Brushless motors usually do win on lifetime energy consumption, especially in products that run for thousands of hours. That can dwarf other impacts.
On the other hand, BLDC systems carry their own footprint: magnets, electronics, and more complex control hardware. In small, low-duty devices, the difference isn’t always as clear-cut as it seems in a slide deck.
- A more balanced way to look at it:
- For high-duty, high-energy applications, brushless is usually the greener choice over the product’s life, even if it’s more complex and costly upfront.
- For intermittent, low-energy products, the balance between manufacturing footprint, electronics waste, and energy consumption is a closer call.
- There is genuine sustainability value in making commutator motors last longer, run a bit more efficiently, and fail less often where they are still the dominant option.
10. What you can actually do next
All of this is interesting in theory, but it only matters if it changes what you do on Monday morning.
If you’re responsible for products that use commutator motors today, you don’t have to pick a single “camp.” You can treat commutator motors as one tool among several — still useful, but not automatically the default.
- Concrete actions worth considering:
- Inventory your commutator usage:
List which products use them, how many hours they typically run, and how visible their energy usage is to customers or regulators. - Separate “must-migrate” from “can-stay” applications:
- Must-migrate: high energy use, long duty, or strong regulatory pressure.
- Can-stay: short duty, hard cost limits, rough environments with minimal oversight.
- Talk to suppliers in detail, not just about price:
Ask about brush tech, new materials, noise improvements, and simple driver options that can give you a bit more life and performance. - Pilot at least one “hybrid” project:
Take a current brushed design and test what happens if you add a modest smart driver: better start-up behavior, overload protection, or speed shaping. Use real data to decide if it’s worth rolling out further.

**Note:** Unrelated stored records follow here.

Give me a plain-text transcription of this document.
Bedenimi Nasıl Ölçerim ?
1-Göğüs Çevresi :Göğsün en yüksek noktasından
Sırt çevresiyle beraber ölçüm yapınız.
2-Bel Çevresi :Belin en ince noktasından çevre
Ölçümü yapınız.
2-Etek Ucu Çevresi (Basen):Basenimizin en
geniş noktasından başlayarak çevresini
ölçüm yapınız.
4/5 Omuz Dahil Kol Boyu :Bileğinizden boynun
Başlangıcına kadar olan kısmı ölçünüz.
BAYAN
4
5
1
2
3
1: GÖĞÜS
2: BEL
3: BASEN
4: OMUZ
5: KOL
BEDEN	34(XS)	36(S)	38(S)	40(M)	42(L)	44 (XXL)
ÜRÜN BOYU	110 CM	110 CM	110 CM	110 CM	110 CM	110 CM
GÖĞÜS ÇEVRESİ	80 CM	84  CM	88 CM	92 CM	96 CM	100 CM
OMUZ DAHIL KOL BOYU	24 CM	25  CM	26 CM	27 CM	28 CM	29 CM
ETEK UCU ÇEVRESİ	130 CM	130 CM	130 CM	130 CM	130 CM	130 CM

- Inventory your commutator usage:
Closing thoughts
In a brushless-dominated market, commutator motors won’t be the stars of the show. They’ll be the supporting actors — the ones you notice only when they’re missing.
They’ll still matter when:
- you have to hit a brutal price point,
- the environment is too harsh or noisy for delicate electronics,
- or you need something proven, simple, and easy to source.
If you treat commutator motors as “old tech that will go away on its own,” you’ll probably end up reacting late to regulations and cost shifts.
If you treat them as a focused, evolving niche technology and plan around that, you’ll have more flexibility, less risk, and a clearer roadmap — even in a world where brushless motors get most of the attention.